Marc QUESTIN

 

LITURGIES ROMANTIQUES

 

 

La figure d’ange de Novalis hante nos rêveries d’Occidentaux. Nous essayons de ressembler à ce visage si transparent. Il nous manque cette pureté, et ce fier détachement.

 

« Nous n’entendons rien que babil exquis

De tendres vœux ; nous ne voyons jamais

Que des regards bienheureux en extase,

N’avons au goût que lèvres et baisers. » (Henri d’Ofterdingen)

 

Ce brillant optimisme demeure idéaliste. C’est un rêve de bonheur dans un monde chaotique. L’être aspire à l’Éden. Le pouvoir des paroles est justement de transmuter ce désir insatiable d’un paradis réalisé.

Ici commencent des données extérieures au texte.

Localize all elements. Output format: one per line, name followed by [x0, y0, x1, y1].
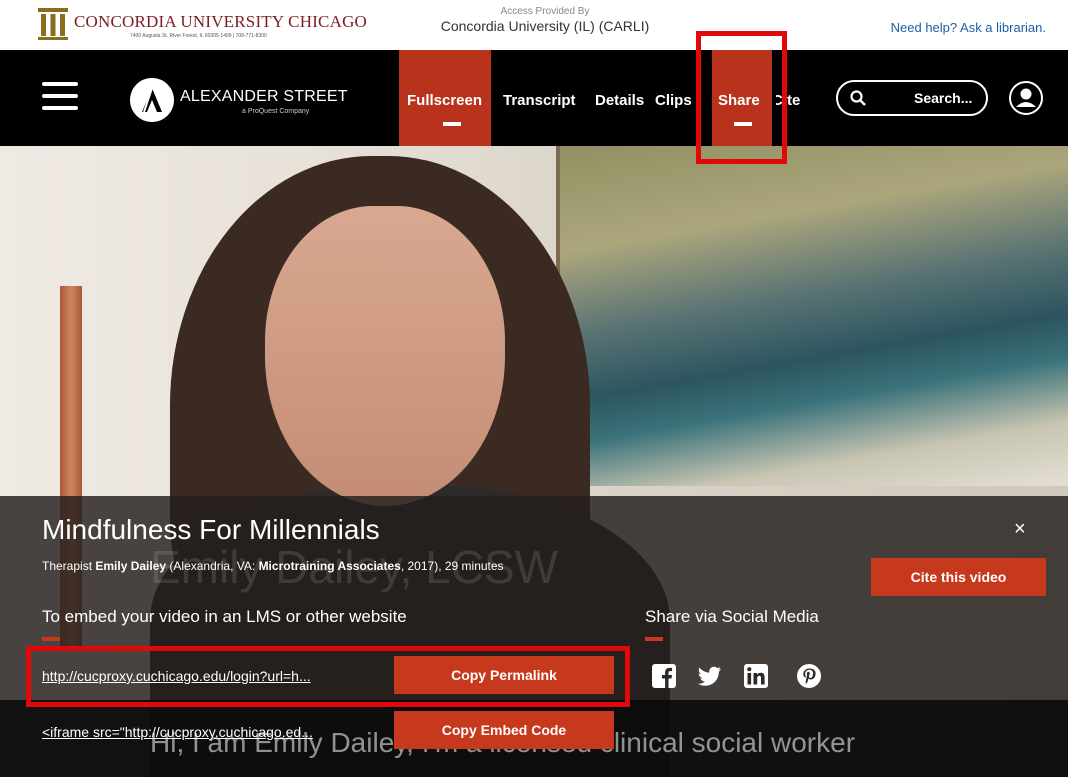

Ce pouvoir le transmute en une musique enrichissante, porteuse des flux incantatoires, musique de brume et de violons qui libèrent notre extase vers un ciel de diamant.

 

« Toutes les vicissitudes de notre vie sont des matériaux dont nous pouvons faire ce que nous voulons ; tout est le premier nombre d’une série, le début d’un roman infini. »

 

La lumière rouge du romantisme au grand jamais ne faiblira. Tant qu’il y aura du rêve sur Terre, et que les hommes voudront l’espoir. Cet espoir, après tout, serait-ce un reste de christianisme ? Les antithèses sont dépassées. Au fond du noir la lumière luit. Les religions n’ont rien à voir avec cette soif consciente de l’Ange. Religions mortes et dépassées. La poursuite de l’extase (tout érotisme est extatique) dépasse le cadre des religions, s’invente des dieux et des déesses, inaugure des présences, présences vivantes dans l’être même, jusqu’à l’iceberg des nuits polaires, la clarté si limpide de nos nuits d’absolu. Cette attitude est romantique. Elle signe l’essence du romantisme. L’illusion de l’Histoire ne peut masquer les échéances. Le Celtisme, par exemple, est-il pur romantisme ? Novalis incarnait une présence angélique. Une absolue nécessité. Le plus proche compagnon des gnostiques romantiques restera cet amour que chacun cherche au fil des jours. Cet amour ténébreux, riche de lumière et d’horizons, les grands poètes l’ont incarné suivant des rites irréductibles. Ce que dit Novalis reste d’une brûlante actualité.

 

« Un petit nombre seulement

Sait le mystère de l’amour,

Éprouve l’insatisfaction

Et la soif éternelle. » (Hymne)

 

Ces simples mots ont la vertu de susciter en nous l’Éden. Ou tout au moins son approche rare. Novalis est un ange qui traverse l’air du temps. Ses yeux fixent la lumière. Les comètes de Vénus habitent le cœur de l’homme instruit. Instruit des grâces, des prophéties. Ce mysticisme se veut témoin. Ces lignes écrites il y a deux siècles frémissent d’un sang poli d’azur. On le sent comme médium. L’intercesseur de fortes puissances. Et ce qu’il fait descendre en nous n’a pas de nom, n’a pas de prix.